[SQL]优化SQL Server数据访问10个步骤三

Introduction

Hello again!

We are in the process of optimizing an SQL Server database, and so far we have done lots of things. We applied indexing in our database tables and then re-factored the TSQL’s to optimize the data access routines. If you are wondering where we did all these and what are the things we have exactly done, take a look at the following articles in this series: 

Top 10 steps to optimize data access in SQL Server. Part I (Use Indexing)
Top 10 steps to optimize data access in SQL Server. Part II (Re-factor TSQLs and apply best practices)

So, you did all these and still having performance problems with your database? Let me tell you one thing. Even after you have applied proper indexing along with re-factoring your TSQLs with best practices, some data access routines might still be there, which would be expensive, in terms of their execution time. There must have been some smart ways to deal with these.

Yes there are. SQL server offers you some rich indexing techniques that you might have not used earlier. These could surprise you with the performance benefits they possibly offer. Let us start implementing those advanced indexing techniques:

Step6 : Apply some advanced indexing techniques

Implement computed columns and create index on these

You might have written application codes where you select a result set from the database, and, do a calculation for each rows in the result set to produce the ultimate information to show in the output. For example, you might have a query that retrieves Order information from the database and in the application you might have written codes to calculate the total Order prices by doing arithmetic operations on Product and Sales data). But, why don’t you do all these processing in the database?

Take a look at the following figure. You can specify a database column as a “Computed column” by specifying a formula. While your TSQL includes the computed column in the select list, the SQL engine will apply the formula to derive the value for this column. So, while executing the query, the database engine will calculate the Order total price and return the result for the computed column.

ComputedColumn.JPG

Figure : Computed Column

Sounds good. Using a computed column in this way would allow you to do the entire calculation in the back-end. But sometimes, this might be expensive if the table contains large number of rows and the computed column. The situation might get worse if the computed column is specified in the Where clause in a Select statement. In this case, to match the specified value in the Where clause, the database engine has to calculate computed column’s value for each row in the table. This is a very inefficient process because it always requires a table or full clustered index scan.

So, we need to improve performance on computed columns. How? The solution is, you need to create index on the computed columns. When an index is built on a computed column, SQL Server calculates the result in advance, and builds an index over them. Additionally, when the corresponding column values are updated (That the computed column depends on), the index values on computed column are also updated.
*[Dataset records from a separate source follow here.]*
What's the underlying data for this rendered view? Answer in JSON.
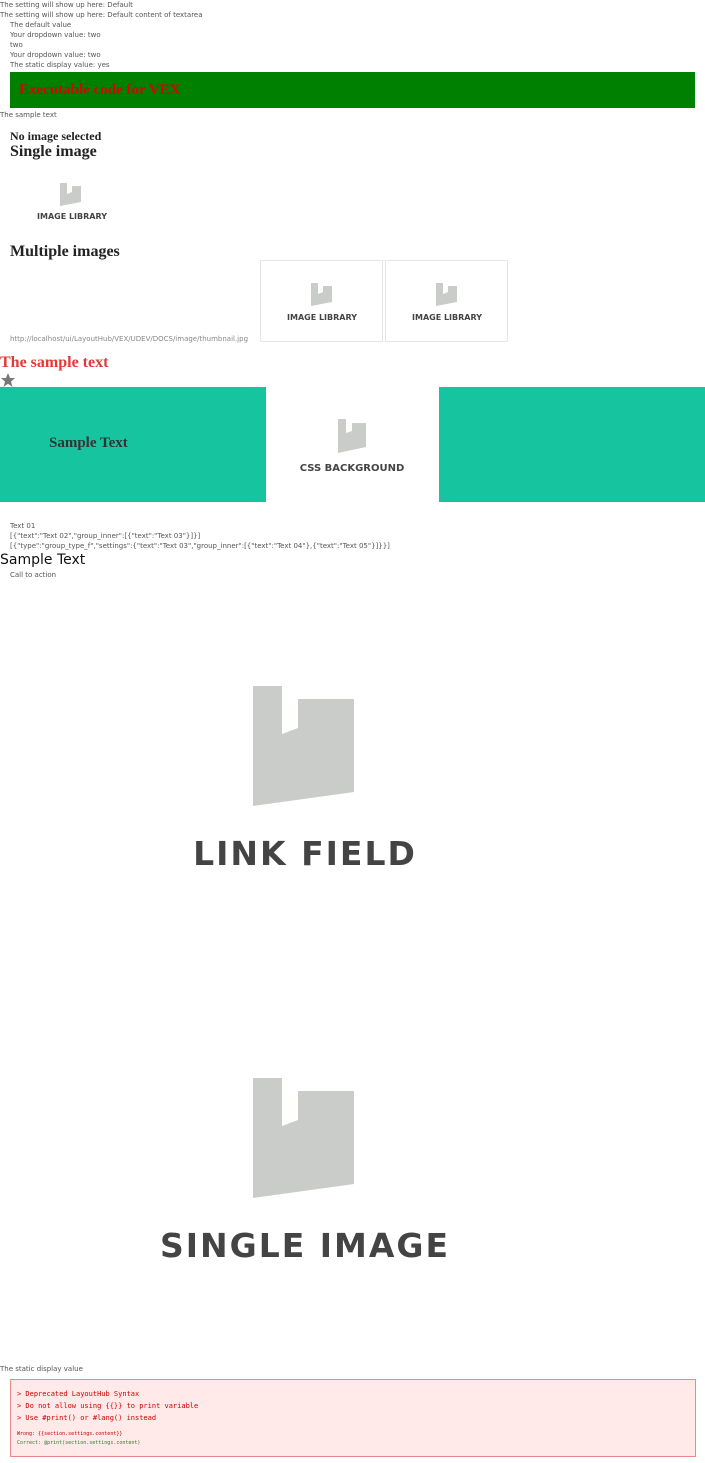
{
  "settings": {
    "line1": "The setting will show up here: Default",
    "line2": "The setting will show up here: Default content of textarea",
    "default_value": "The default value",
    "dropdown1": "Your dropdown value: two",
    "two": "two",
    "dropdown2": "Your dropdown value: two",
    "static_display": "The static display value: yes"
  },
  "banner": {
    "text": "Executable code for VEX"
  },
  "sample_text_small": "The sample text",
  "no_image": "No image selected",
  "single_image_heading": "Single image",
  "image_library_caption": "IMAGE LIBRARY",
  "multiple_images_heading": "Multiple images",
  "thumbnail_url": "http://localhost/ui/LayoutHub/VEX/UDEV/DOCS/image/thumbnail.jpg",
  "red_heading": "The sample text",
  "teal_section": {
    "text": "Sample Text",
    "css_caption": "CSS BACKGROUND"
  },
  "text_lines": {
    "t1": "Text 01",
    "t2": "[{\"text\":\"Text 02\",\"group_inner\":[{\"text\":\"Text 03\"}]}]",
    "t3": "[{\"type\":\"group_type_f\",\"settings\":{\"text\":\"Text 03\",\"group_inner\":[{\"text\":\"Text 04\"},{\"text\":\"Text 05\"}]}}]"
  },
  "sample_text_large": "Sample Text",
  "call_to_action": "Call to action",
  "link_field_caption": "LINK FIELD",
  "single_image_caption": "SINGLE IMAGE",
  "static_display_plain": "The static display value",
  "error": {
    "l1": "> Deprecated LayoutHub Syntax",
    "l2": "> Do not allow using {{}} to print variable",
    "l3": "> Use #print() or #lang() instead",
    "l4": "Wrong: {{section.settings.content}}",
    "l5": "Correct: @print(section.settings.content)"
  },
  "colors": {
    "banner": "#008000",
    "teal": "#16c59f",
    "red": "#e53935"
  }
}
So, while executing the query, the database engine does not have to execute the computation formula for every row in the result set. Rather, the pre-calculated values for the computed column are just get selected and returned from the index. As a result, creating index on computed column gives you excellent performance boost.

Note : If you want to create index on a computed column, you must make sure that, the computed column formula does not contain any “nondeterministic” function (For example, getdate() is a nondeterministic function because, each time you call it, it returns a different value).

Create "Indexed Views"

Did you know that you can create indexes on views (With some restrictions)? Well, if you have come this far, let us learn the indexed Views!

Why do we use Views?

As we all know, Views are nothing but compiled Select statements residing as the objects in the database. If you implement your common and expensive TSQLs using Views, it’s obvious that, you can re-use these across your data access routines. Doing this will enable you to join the Views with the other tables/views to produce an output result set, and, the database engine will merge the view definition with the SQL you provide, and, will generated an execution plan to execute. Thus, sometimes Views allow you to re-use common complex Select queries across your data access routines, and also let the database engine re-use execution plans for some portion of your TSQLs.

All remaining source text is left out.